Going to run off topic with this post.
I came up with a new description for the Quick Access Toolbar (QAT) today in class. I don't think I had too much coffee at this point but I said Quick "a$$" Toolbar instead, oops. But come to think of it, it might actually work for some people? Your mileage may vary.
In another class I blurted this one out: Famula - What happens when you try to say family and formula in the same sentence too close together after too much coffee. I detect a theme here, should consider decaf?
AutoCAD has Layers and you can draw By Layer
Microstation has Levels and you can draw By Level
Let's put'em together? Either Layvels or Levyers? Who is with me? Do we need a referendum? Can I get an amen?

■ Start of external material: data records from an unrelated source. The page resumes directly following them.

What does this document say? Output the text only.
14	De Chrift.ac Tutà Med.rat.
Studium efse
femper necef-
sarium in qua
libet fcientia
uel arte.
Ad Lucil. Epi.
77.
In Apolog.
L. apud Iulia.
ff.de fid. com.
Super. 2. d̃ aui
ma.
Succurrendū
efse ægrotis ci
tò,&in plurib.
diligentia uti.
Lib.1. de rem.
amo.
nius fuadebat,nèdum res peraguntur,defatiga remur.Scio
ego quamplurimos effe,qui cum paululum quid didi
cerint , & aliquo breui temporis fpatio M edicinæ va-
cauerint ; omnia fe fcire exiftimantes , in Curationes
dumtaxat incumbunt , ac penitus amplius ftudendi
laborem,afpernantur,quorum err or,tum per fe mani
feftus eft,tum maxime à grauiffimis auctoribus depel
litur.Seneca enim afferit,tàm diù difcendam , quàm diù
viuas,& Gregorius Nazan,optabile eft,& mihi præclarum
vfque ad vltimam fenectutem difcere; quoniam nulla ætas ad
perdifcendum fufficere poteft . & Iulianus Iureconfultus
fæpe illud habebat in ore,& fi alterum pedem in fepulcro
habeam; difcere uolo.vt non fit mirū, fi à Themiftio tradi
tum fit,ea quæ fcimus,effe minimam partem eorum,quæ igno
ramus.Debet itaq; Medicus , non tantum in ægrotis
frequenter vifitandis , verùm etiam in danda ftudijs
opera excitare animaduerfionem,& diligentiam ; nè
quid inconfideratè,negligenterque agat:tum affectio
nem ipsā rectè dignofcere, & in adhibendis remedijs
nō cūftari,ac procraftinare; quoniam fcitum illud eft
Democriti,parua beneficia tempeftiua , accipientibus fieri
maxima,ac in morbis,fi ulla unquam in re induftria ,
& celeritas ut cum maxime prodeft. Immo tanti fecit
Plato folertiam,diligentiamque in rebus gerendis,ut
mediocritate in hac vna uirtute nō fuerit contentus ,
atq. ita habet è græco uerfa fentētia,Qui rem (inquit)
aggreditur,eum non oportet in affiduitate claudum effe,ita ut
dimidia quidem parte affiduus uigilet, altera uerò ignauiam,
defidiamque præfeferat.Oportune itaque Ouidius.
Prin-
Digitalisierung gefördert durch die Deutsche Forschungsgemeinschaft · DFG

In yet another side of Mr. OpEd I worked in the convention service biddness for about 18 months. The Freeman Companies, based in Dallas with offices all over, was my employer. In the mid 80's I decided to find a job that didn't require me to travel (my roadie life that is) so I could pretend that my girlfriend mattered (she's my wife now, so she did and does, I can't say how long we've been married because she doesn't like people to do the math, but here's a clue blackjack).
I called them after seeing an ad in the yellow pages, while looking for something else ironically. I was in a quandary at the time because...what exactly does a roadie do for a new job anyway? Apply at Merrill Lynch and do financial analysis? Uh..not me anyway.
I asked the person who answered the phone...are you hiring? She replied cheerfully, "We are always on the lookout for good people." To her credit she listened to me briefly describe my history; where I was born, when I learned to ride a bike, my first stitches...we laughed we cried.
After all that she actually asked me to wait while she transferred me to Bobby. Bobby actually listened to the whole story again...we didn't cry but we laughed, well...because we are men. I only cried earlier because she got so emotional, no really! He startled me when he asked me if I could, "Come on in today" in the coolest southern drawl ever (I was living in Atlanta after all). Long story...longer...Bobby offered me the job on the spot and how soon could I start, tomorrow? We settled on the following Monday. Oh and the cheerful woman who listened to me...Bobby's wife. Great folks!
They turned me loose on the show floor of Comdex, just about the biggest computer convention of its day. No wonder he was ready to hire me, all six halls of the Georgia World Congress Center ( now nine I think?) and some overflow into the hotels nearby. As long as I was breathing they could have found something for me to do for a couple weeks! Later on I let it slip that I had a Class A commerical drivers license (CDL - tractor-trailer) and next thing I knew I was shuttling trailers to and from. The convention business is a classic case of "you know how to do what?" and next thing you know you are...uncannily similar to being a roadie.
It was here (at Comdex) that I learned the piece of wisdom that I promised in the title. Jim, my mentor, shared a nugget, a pearl, with me in the first few hours we spent together. He said, "Steve...there's three things you don't know!" I replied incredulously, "Really?? Only three??" Modest I am...
He said, "Yep...You don't know what that thing is, You don't know who that guy is and you sure don't know where over there is. I asked for a bit more detail and he put me off..."Don't you worry about that just yet!"
He turned me loose and my task was to check up on the various hired helped that was delivering chairs, tables, ash trays etc. to booths. Within a few minutes I saw a group of guys milling around, guys I'd just seen getting their marching orders from someone I hadn't met yet. I had a three wheel Honda scooter (the foreman get these) because the buildings are about a quarter mile long.
I arrive on the scene on my bad motor scooter and ask, "What are ya'll doin?" They reply, practically in unison, "That thing!" Hmmm where did I hear that phrase before? So I ask, innocently, "Who are you doing it for?". In unison again, "That guy!" Now my ears are ringing... So I ask, again innocently, "Where is he?" In unison..."Over There", waving their hands in any general direction away from where they stood.
So in the space of an hour or two on the job I learned that I didn't know three things and knew how to apply that knowledge. Okay, honestly, I didn't know how to apply it...but I now knew why Jim let me know, a true case of Been there done that, have the tee-shirt, for him anyway.
Maybe someday I'll share my "Steve learns that installing red entrance carpet downhill is easier, after installing it uphill" story?? And now you wish you didn't read OpEd today...as you were!